While they sound like cartoon characters, the two are The Hulk as twinseys, and if they are taken over by the government the green stuff will splatter all over the country.
That was the widespread prediction Friday after their stocks dropped to the lowest point in 17 years.
What do Fannie Mae and Freddie Mac do that’s so important to those who owe money on their home loans?
They either backed those loans or supported them in some way.
If they fail but are propped up by the government, it will make it harder for people to buy and sell homes. Two Central Texas mortgage bankers and the head of the Real Estate Center at Texas A&M University, among hundreds of others, said government support of the two agencies will most assuredly happen.
“If Fannie and Freddie roll over, there will be a temporary disruption in the mortgage market,” Dr. Mark Dotzour of A&M told Reuters Friday. “It probably won’t be for a very long period. We have to hope that the government has contingency plans in place for such an event. Ultimately, two groups will pay to clean up this mess: working people who pay taxes and people with savings who watch the purchasing power of their retirement nest egg decline as the value of the U.S. dollar continues to plummet.”
Paul Cox, a Temple-area mortgage broker with Network Funding Corp., predicted that the predicament created by Fannie and Freddie will mean those who want to borrow money to buy a home will have a harder time meeting the guidelines.
Mike Cannatti, an Austin mortgage broker with Network, urged calm in the Central Texas marketplace, saying the two giants won’t fall because the government will catch them.
And he said the difference will be seen mostly by people who under rational circumstances would not be able to qualify for a loan anyway - people with too little income and too small a down-payment going into a deal.
Terri Covington, head of the Board of Realtors for Temple and Belton, said she’s learned from conversations with bankers and others in finance that what’s happening to Fannie and Freddie right now is an over-reaction and that the crisis is one created by those with an emotional more than a financial stake in the outcome.
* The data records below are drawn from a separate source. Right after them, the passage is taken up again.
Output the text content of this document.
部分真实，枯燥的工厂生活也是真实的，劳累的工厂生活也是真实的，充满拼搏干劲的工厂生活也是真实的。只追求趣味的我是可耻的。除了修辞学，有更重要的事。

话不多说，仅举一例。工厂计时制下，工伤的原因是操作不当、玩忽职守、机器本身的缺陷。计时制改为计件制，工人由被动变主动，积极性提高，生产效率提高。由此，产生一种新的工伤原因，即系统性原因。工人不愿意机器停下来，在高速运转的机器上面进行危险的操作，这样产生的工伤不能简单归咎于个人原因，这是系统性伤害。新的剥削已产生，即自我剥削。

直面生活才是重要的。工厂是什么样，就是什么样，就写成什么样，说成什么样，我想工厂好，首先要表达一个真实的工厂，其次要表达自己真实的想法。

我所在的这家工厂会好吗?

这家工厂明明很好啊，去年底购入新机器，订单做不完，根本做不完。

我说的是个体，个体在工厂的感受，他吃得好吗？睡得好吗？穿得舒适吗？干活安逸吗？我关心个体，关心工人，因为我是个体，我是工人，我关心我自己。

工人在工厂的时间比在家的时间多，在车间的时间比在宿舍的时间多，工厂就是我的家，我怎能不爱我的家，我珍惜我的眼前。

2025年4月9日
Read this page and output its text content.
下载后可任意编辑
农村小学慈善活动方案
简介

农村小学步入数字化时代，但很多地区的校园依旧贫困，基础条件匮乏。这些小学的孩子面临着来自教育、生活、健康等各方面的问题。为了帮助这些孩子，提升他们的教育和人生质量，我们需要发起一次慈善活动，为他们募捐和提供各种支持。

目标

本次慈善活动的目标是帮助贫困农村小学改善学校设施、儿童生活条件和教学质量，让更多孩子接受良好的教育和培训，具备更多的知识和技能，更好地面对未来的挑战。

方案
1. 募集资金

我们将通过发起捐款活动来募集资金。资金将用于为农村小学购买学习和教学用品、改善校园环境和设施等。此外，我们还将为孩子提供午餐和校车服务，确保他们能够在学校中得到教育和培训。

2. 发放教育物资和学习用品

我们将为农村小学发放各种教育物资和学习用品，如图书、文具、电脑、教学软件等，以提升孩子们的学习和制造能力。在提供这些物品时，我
“This is not necessarily a bad thing,” she said. “We’re just correcting to what should have been seen two years ago (in terms of reasonable demands by lenders that borrowers be able to perform).”
Central Texas has largely avoided the mortgage lending crisis that’s gripped Wall Street and brought down major brokerage firms, Cannatti said.
“Thank God we are where we are,” he said.
If it’s true that Fannie and/or Freddie are involved in 75 percent of the home loans made in Central Texas, they would have had a hand in lending for 585 homes sold so far in Temple and Belton alone this year. Those loans would have totaled at most $81 million, according to Multiple Listing Service information.